Abstract
IT is very difficult to review such a book as this—or perhaps we should say “this book”, for there can scarcely be another such. Judged by the aim which the title suggests it is, of course, a failure: to deal adequately with 3,000 years of science in a single volume is a sheer impossibility. The impossibility is, in fact, so obvious that such a judgment would clearly be absurd. We can only take the book as an isolated phenomenon and record its effect on a mind freed from preoccupation with ideas of what it should be. When this attitude is adopted, the result is wholly pleasurable. The author talks to us out of a vast store of knowledge in a manner which, subject to a broad classification on a chronological and subject basis, is delightfully informal.
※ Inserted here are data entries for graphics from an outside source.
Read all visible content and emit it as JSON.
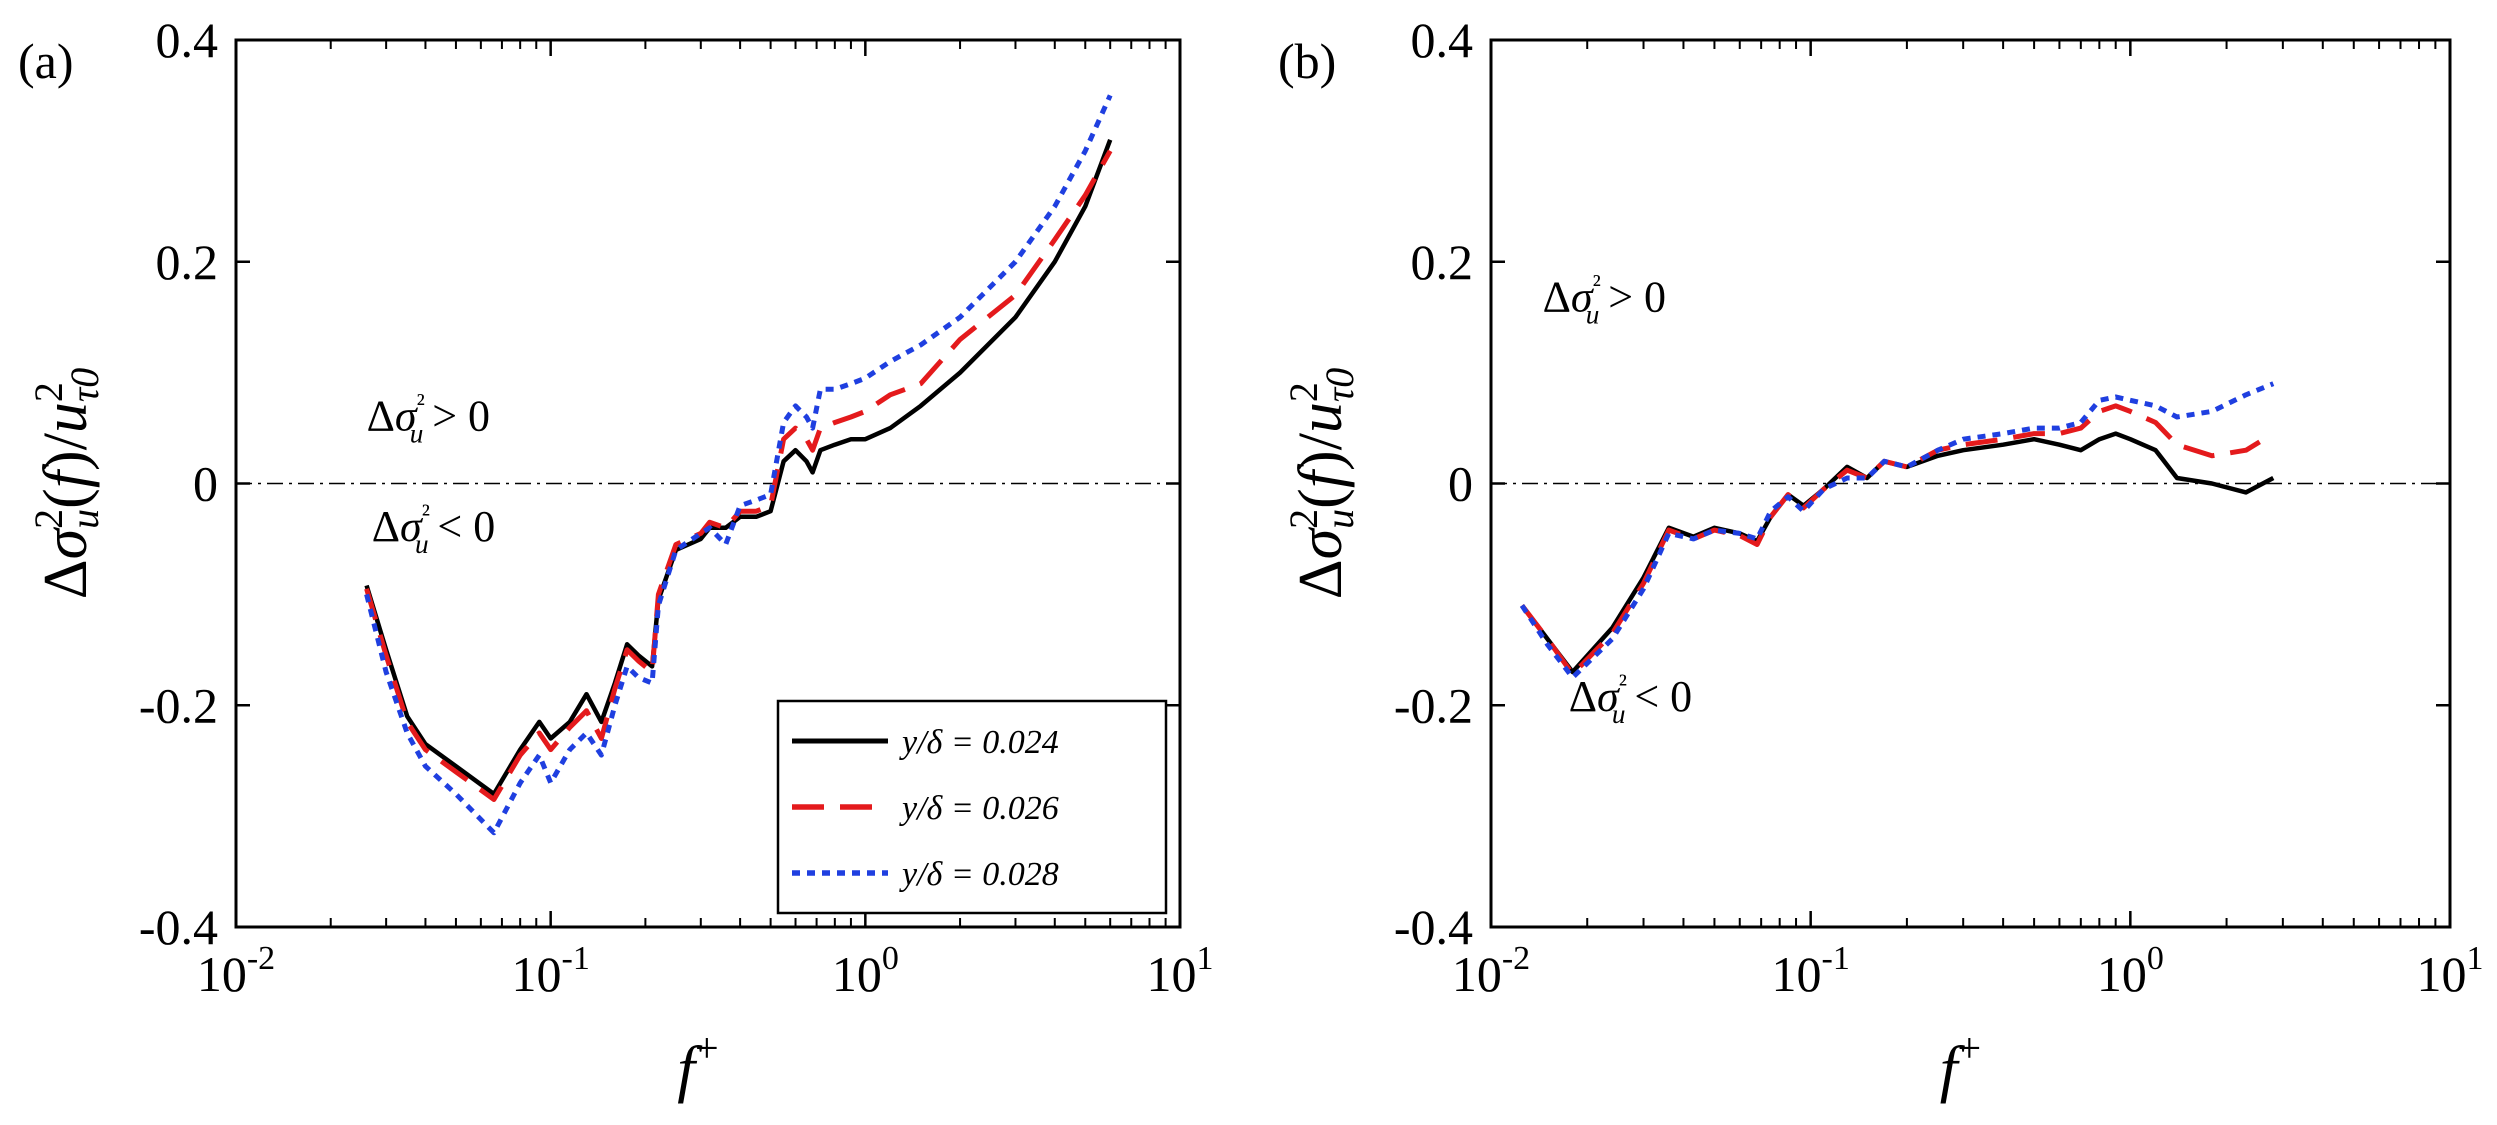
{
  "chart_data": [
    {
      "panel_label": "(a)",
      "type": "line",
      "xscale": "log",
      "xlim": [
        0.01,
        10
      ],
      "ylim": [
        -0.4,
        0.4
      ],
      "xlabel": "f+",
      "ylabel": "Δσu²(f)/uτ0²",
      "xticks": [
        {
          "value": 0.01,
          "base": "10",
          "exp": "-2"
        },
        {
          "value": 0.1,
          "base": "10",
          "exp": "-1"
        },
        {
          "value": 1,
          "base": "10",
          "exp": "0"
        },
        {
          "value": 10,
          "base": "10",
          "exp": "1"
        }
      ],
      "yticks": [
        {
          "value": -0.4,
          "label": "-0.4"
        },
        {
          "value": -0.2,
          "label": "-0.2"
        },
        {
          "value": 0,
          "label": "0"
        },
        {
          "value": 0.2,
          "label": "0.2"
        },
        {
          "value": 0.4,
          "label": "0.4"
        }
      ],
      "reference_line": 0,
      "annotations": [
        {
          "text": "Δσu² > 0",
          "x": 0.026,
          "y": 0.048
        },
        {
          "text": "Δσu² < 0",
          "x": 0.027,
          "y": -0.052
        }
      ],
      "legend": {
        "position": "bottom-right"
      },
      "series": [
        {
          "name": "y/δ = 0.024",
          "color": "#000000",
          "style": "solid",
          "points": [
            [
              0.026,
              -0.092
            ],
            [
              0.03,
              -0.15
            ],
            [
              0.035,
              -0.21
            ],
            [
              0.04,
              -0.235
            ],
            [
              0.05,
              -0.255
            ],
            [
              0.066,
              -0.28
            ],
            [
              0.08,
              -0.24
            ],
            [
              0.092,
              -0.215
            ],
            [
              0.1,
              -0.23
            ],
            [
              0.115,
              -0.215
            ],
            [
              0.13,
              -0.19
            ],
            [
              0.145,
              -0.215
            ],
            [
              0.16,
              -0.18
            ],
            [
              0.175,
              -0.145
            ],
            [
              0.19,
              -0.155
            ],
            [
              0.21,
              -0.165
            ],
            [
              0.22,
              -0.105
            ],
            [
              0.25,
              -0.06
            ],
            [
              0.3,
              -0.05
            ],
            [
              0.32,
              -0.04
            ],
            [
              0.36,
              -0.04
            ],
            [
              0.4,
              -0.03
            ],
            [
              0.45,
              -0.03
            ],
            [
              0.5,
              -0.025
            ],
            [
              0.55,
              0.02
            ],
            [
              0.6,
              0.03
            ],
            [
              0.65,
              0.02
            ],
            [
              0.68,
              0.01
            ],
            [
              0.72,
              0.03
            ],
            [
              0.8,
              0.035
            ],
            [
              0.9,
              0.04
            ],
            [
              1,
              0.04
            ],
            [
              1.2,
              0.05
            ],
            [
              1.5,
              0.07
            ],
            [
              2,
              0.1
            ],
            [
              3,
              0.15
            ],
            [
              4,
              0.2
            ],
            [
              5,
              0.25
            ],
            [
              6,
              0.31
            ]
          ]
        },
        {
          "name": "y/δ = 0.026",
          "color": "#e41a1c",
          "style": "dashed",
          "points": [
            [
              0.026,
              -0.095
            ],
            [
              0.03,
              -0.155
            ],
            [
              0.035,
              -0.215
            ],
            [
              0.04,
              -0.24
            ],
            [
              0.05,
              -0.26
            ],
            [
              0.066,
              -0.285
            ],
            [
              0.08,
              -0.245
            ],
            [
              0.092,
              -0.225
            ],
            [
              0.1,
              -0.24
            ],
            [
              0.115,
              -0.22
            ],
            [
              0.13,
              -0.205
            ],
            [
              0.145,
              -0.23
            ],
            [
              0.16,
              -0.185
            ],
            [
              0.175,
              -0.15
            ],
            [
              0.19,
              -0.16
            ],
            [
              0.21,
              -0.17
            ],
            [
              0.22,
              -0.1
            ],
            [
              0.25,
              -0.055
            ],
            [
              0.3,
              -0.045
            ],
            [
              0.32,
              -0.035
            ],
            [
              0.36,
              -0.04
            ],
            [
              0.4,
              -0.025
            ],
            [
              0.45,
              -0.025
            ],
            [
              0.5,
              -0.02
            ],
            [
              0.55,
              0.04
            ],
            [
              0.6,
              0.05
            ],
            [
              0.65,
              0.04
            ],
            [
              0.68,
              0.03
            ],
            [
              0.72,
              0.05
            ],
            [
              0.8,
              0.055
            ],
            [
              0.9,
              0.06
            ],
            [
              1,
              0.065
            ],
            [
              1.2,
              0.08
            ],
            [
              1.5,
              0.09
            ],
            [
              2,
              0.13
            ],
            [
              3,
              0.17
            ],
            [
              4,
              0.22
            ],
            [
              5,
              0.26
            ],
            [
              6,
              0.3
            ]
          ]
        },
        {
          "name": "y/δ = 0.028",
          "color": "#1f3fe0",
          "style": "dotted",
          "points": [
            [
              0.026,
              -0.1
            ],
            [
              0.03,
              -0.17
            ],
            [
              0.035,
              -0.225
            ],
            [
              0.04,
              -0.255
            ],
            [
              0.05,
              -0.28
            ],
            [
              0.066,
              -0.315
            ],
            [
              0.08,
              -0.27
            ],
            [
              0.092,
              -0.245
            ],
            [
              0.1,
              -0.27
            ],
            [
              0.115,
              -0.24
            ],
            [
              0.13,
              -0.225
            ],
            [
              0.145,
              -0.245
            ],
            [
              0.16,
              -0.2
            ],
            [
              0.175,
              -0.165
            ],
            [
              0.19,
              -0.175
            ],
            [
              0.21,
              -0.18
            ],
            [
              0.22,
              -0.11
            ],
            [
              0.25,
              -0.06
            ],
            [
              0.3,
              -0.045
            ],
            [
              0.32,
              -0.04
            ],
            [
              0.36,
              -0.055
            ],
            [
              0.4,
              -0.02
            ],
            [
              0.45,
              -0.015
            ],
            [
              0.5,
              -0.01
            ],
            [
              0.55,
              0.055
            ],
            [
              0.6,
              0.07
            ],
            [
              0.65,
              0.06
            ],
            [
              0.68,
              0.05
            ],
            [
              0.72,
              0.085
            ],
            [
              0.8,
              0.085
            ],
            [
              0.9,
              0.09
            ],
            [
              1,
              0.095
            ],
            [
              1.2,
              0.11
            ],
            [
              1.5,
              0.125
            ],
            [
              2,
              0.15
            ],
            [
              3,
              0.2
            ],
            [
              4,
              0.25
            ],
            [
              5,
              0.3
            ],
            [
              6,
              0.35
            ]
          ]
        }
      ]
    },
    {
      "panel_label": "(b)",
      "type": "line",
      "xscale": "log",
      "xlim": [
        0.01,
        10
      ],
      "ylim": [
        -0.4,
        0.4
      ],
      "xlabel": "f+",
      "ylabel": "Δσu²(f)/uτ0²",
      "xticks": [
        {
          "value": 0.01,
          "base": "10",
          "exp": "-2"
        },
        {
          "value": 0.1,
          "base": "10",
          "exp": "-1"
        },
        {
          "value": 1,
          "base": "10",
          "exp": "0"
        },
        {
          "value": 10,
          "base": "10",
          "exp": "1"
        }
      ],
      "yticks": [
        {
          "value": -0.4,
          "label": "-0.4"
        },
        {
          "value": -0.2,
          "label": "-0.2"
        },
        {
          "value": 0,
          "label": "0"
        },
        {
          "value": 0.2,
          "label": "0.2"
        },
        {
          "value": 0.4,
          "label": "0.4"
        }
      ],
      "reference_line": 0,
      "annotations": [
        {
          "text": "Δσu² > 0",
          "x": 0.0145,
          "y": 0.155
        },
        {
          "text": "Δσu² < 0",
          "x": 0.0175,
          "y": -0.205
        }
      ],
      "series": [
        {
          "name": "y/δ = 0.024",
          "color": "#000000",
          "style": "solid",
          "points": [
            [
              0.0125,
              -0.11
            ],
            [
              0.015,
              -0.14
            ],
            [
              0.018,
              -0.17
            ],
            [
              0.024,
              -0.13
            ],
            [
              0.03,
              -0.085
            ],
            [
              0.036,
              -0.04
            ],
            [
              0.043,
              -0.048
            ],
            [
              0.05,
              -0.04
            ],
            [
              0.06,
              -0.045
            ],
            [
              0.068,
              -0.052
            ],
            [
              0.075,
              -0.03
            ],
            [
              0.085,
              -0.01
            ],
            [
              0.095,
              -0.02
            ],
            [
              0.11,
              -0.005
            ],
            [
              0.13,
              0.015
            ],
            [
              0.15,
              0.005
            ],
            [
              0.17,
              0.02
            ],
            [
              0.2,
              0.015
            ],
            [
              0.25,
              0.025
            ],
            [
              0.3,
              0.03
            ],
            [
              0.4,
              0.035
            ],
            [
              0.5,
              0.04
            ],
            [
              0.6,
              0.035
            ],
            [
              0.7,
              0.03
            ],
            [
              0.8,
              0.04
            ],
            [
              0.9,
              0.045
            ],
            [
              1,
              0.04
            ],
            [
              1.2,
              0.03
            ],
            [
              1.4,
              0.005
            ],
            [
              1.8,
              0.0
            ],
            [
              2.3,
              -0.008
            ],
            [
              2.8,
              0.005
            ]
          ]
        },
        {
          "name": "y/δ = 0.026",
          "color": "#e41a1c",
          "style": "dashed",
          "points": [
            [
              0.0125,
              -0.11
            ],
            [
              0.015,
              -0.14
            ],
            [
              0.018,
              -0.172
            ],
            [
              0.024,
              -0.135
            ],
            [
              0.03,
              -0.09
            ],
            [
              0.036,
              -0.042
            ],
            [
              0.043,
              -0.05
            ],
            [
              0.05,
              -0.042
            ],
            [
              0.06,
              -0.047
            ],
            [
              0.068,
              -0.055
            ],
            [
              0.075,
              -0.03
            ],
            [
              0.085,
              -0.01
            ],
            [
              0.095,
              -0.022
            ],
            [
              0.11,
              -0.005
            ],
            [
              0.13,
              0.012
            ],
            [
              0.15,
              0.005
            ],
            [
              0.17,
              0.02
            ],
            [
              0.2,
              0.015
            ],
            [
              0.25,
              0.03
            ],
            [
              0.3,
              0.035
            ],
            [
              0.4,
              0.04
            ],
            [
              0.5,
              0.045
            ],
            [
              0.6,
              0.045
            ],
            [
              0.7,
              0.05
            ],
            [
              0.8,
              0.065
            ],
            [
              0.9,
              0.07
            ],
            [
              1,
              0.065
            ],
            [
              1.2,
              0.055
            ],
            [
              1.4,
              0.035
            ],
            [
              1.8,
              0.025
            ],
            [
              2.3,
              0.03
            ],
            [
              2.8,
              0.045
            ]
          ]
        },
        {
          "name": "y/δ = 0.028",
          "color": "#1f3fe0",
          "style": "dotted",
          "points": [
            [
              0.0125,
              -0.11
            ],
            [
              0.015,
              -0.145
            ],
            [
              0.018,
              -0.175
            ],
            [
              0.024,
              -0.14
            ],
            [
              0.03,
              -0.095
            ],
            [
              0.036,
              -0.045
            ],
            [
              0.043,
              -0.05
            ],
            [
              0.05,
              -0.042
            ],
            [
              0.06,
              -0.045
            ],
            [
              0.068,
              -0.05
            ],
            [
              0.075,
              -0.025
            ],
            [
              0.085,
              -0.012
            ],
            [
              0.095,
              -0.025
            ],
            [
              0.11,
              -0.005
            ],
            [
              0.13,
              0.005
            ],
            [
              0.15,
              0.005
            ],
            [
              0.17,
              0.02
            ],
            [
              0.2,
              0.015
            ],
            [
              0.25,
              0.03
            ],
            [
              0.3,
              0.04
            ],
            [
              0.4,
              0.045
            ],
            [
              0.5,
              0.05
            ],
            [
              0.6,
              0.05
            ],
            [
              0.7,
              0.055
            ],
            [
              0.8,
              0.075
            ],
            [
              0.9,
              0.078
            ],
            [
              1,
              0.075
            ],
            [
              1.2,
              0.07
            ],
            [
              1.4,
              0.06
            ],
            [
              1.8,
              0.065
            ],
            [
              2.3,
              0.08
            ],
            [
              2.8,
              0.09
            ]
          ]
        }
      ]
    }
  ]
}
Biographical notes, descriptions of scientific institutions, quotations, expositions, criticisms, reflections mix with one another in the most casual way, and it is hard to imagine a more satisfying book into which to dip at those not infrequently occurring intervals which are too brief for systematic work and too long to be wasted. Photographs and diagrams are numerous and excellent; there are questions for the problem-minded and bibliographies for those who wish to pursue the subjects raised; and there is a good index.
The Endless Quest: Three Thousand Years of Science.
By F. W. Westaway. Pp. xx + 1080 + 51 plates; (London, Glasgow and Bombay: Blackie and.Son, Ltd., 1934.) 21s. net.